Thursday’s top stories:
Dubai’s Emaar Properties (EMAR.DU) says it will not merge with Dubai Holding’s property units, a move analysts said protected the developer from Dubai Holdings’ vulnerable debt position.
Sempra Energy (SRE.N) may join Royal Bank of Scotland Group Plc (RBS.L) in selling off their entire joint commodities business, offering quick entry into a lucrative market with a diverse, global trading book.
When AOL Inc Chief Executive Tim Armstrong rings the opening bell of the New York Stock Exchange on Thursday, he hopes to put behind one of the most disastrous mergers in corporate history. The question is, Yinka Adegoke writes, whether investors will take to the newly independent Internet company, especially since the spin-off was structured so the first holders of the stock are Time Warner Inc (TWX.N) shareholders.
And George Chen and Michael Flaherty say while the allure of raising a Chinese currency fund is strong for private equity firms, setting up a yuan fund risks alienating private equity’s most prized stakeholders: U.S., European, and Middle Eastern pension funds and fund-of-funds, which have committed billions of dollars to the buyout industry over the last decade.
For the rest of the latest deal-related news from Reuters, click here.

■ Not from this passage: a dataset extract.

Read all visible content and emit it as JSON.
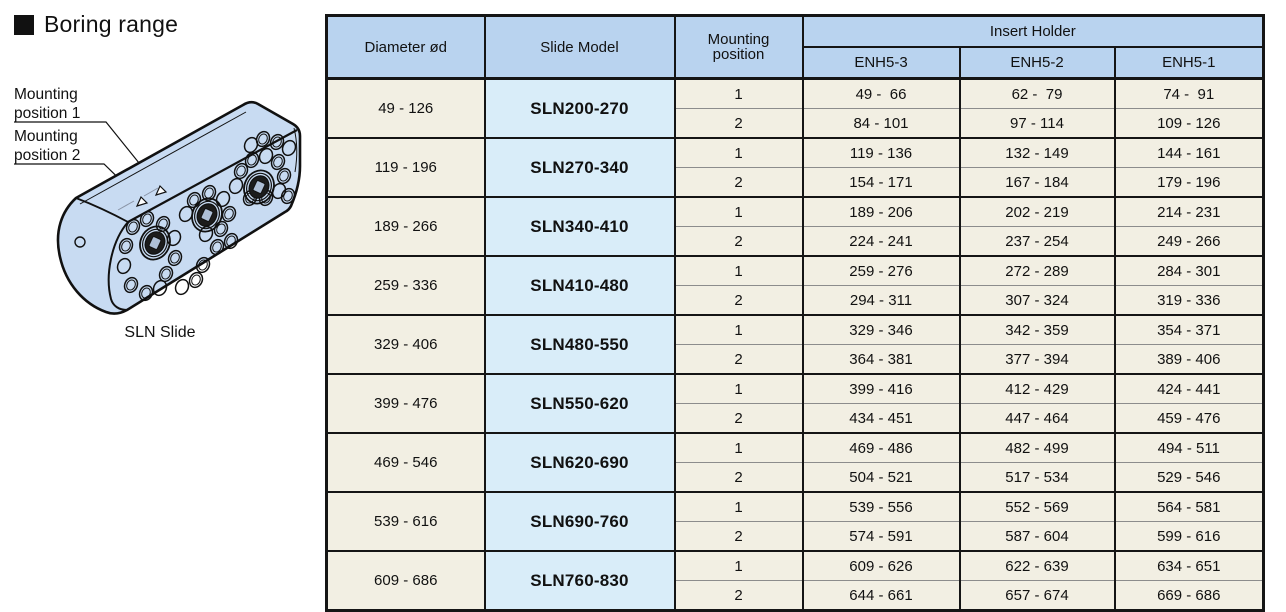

Citigroup Inc plans to pay back TARP by raising money in an equity offering that could be announced as early as Thursday and could be some $20 billion, television network CNBC reports, citing sources. Reuters story here.
Hershey Co. and the philanthropic trust that controls it are nearing a final decision on whether to bid on candy maker Cadbury, the WSJ says, adding that the two sides—Hershey management and the trust’s board—are tilting toward making a bid but haven’t made a final decision.
Alliance Boots is setting its sights on overseas expansion as it looks to build on progress since its £12.4bn buy-out with private equity firm Kohlberg Kravis Roberts in 2007, the FT says.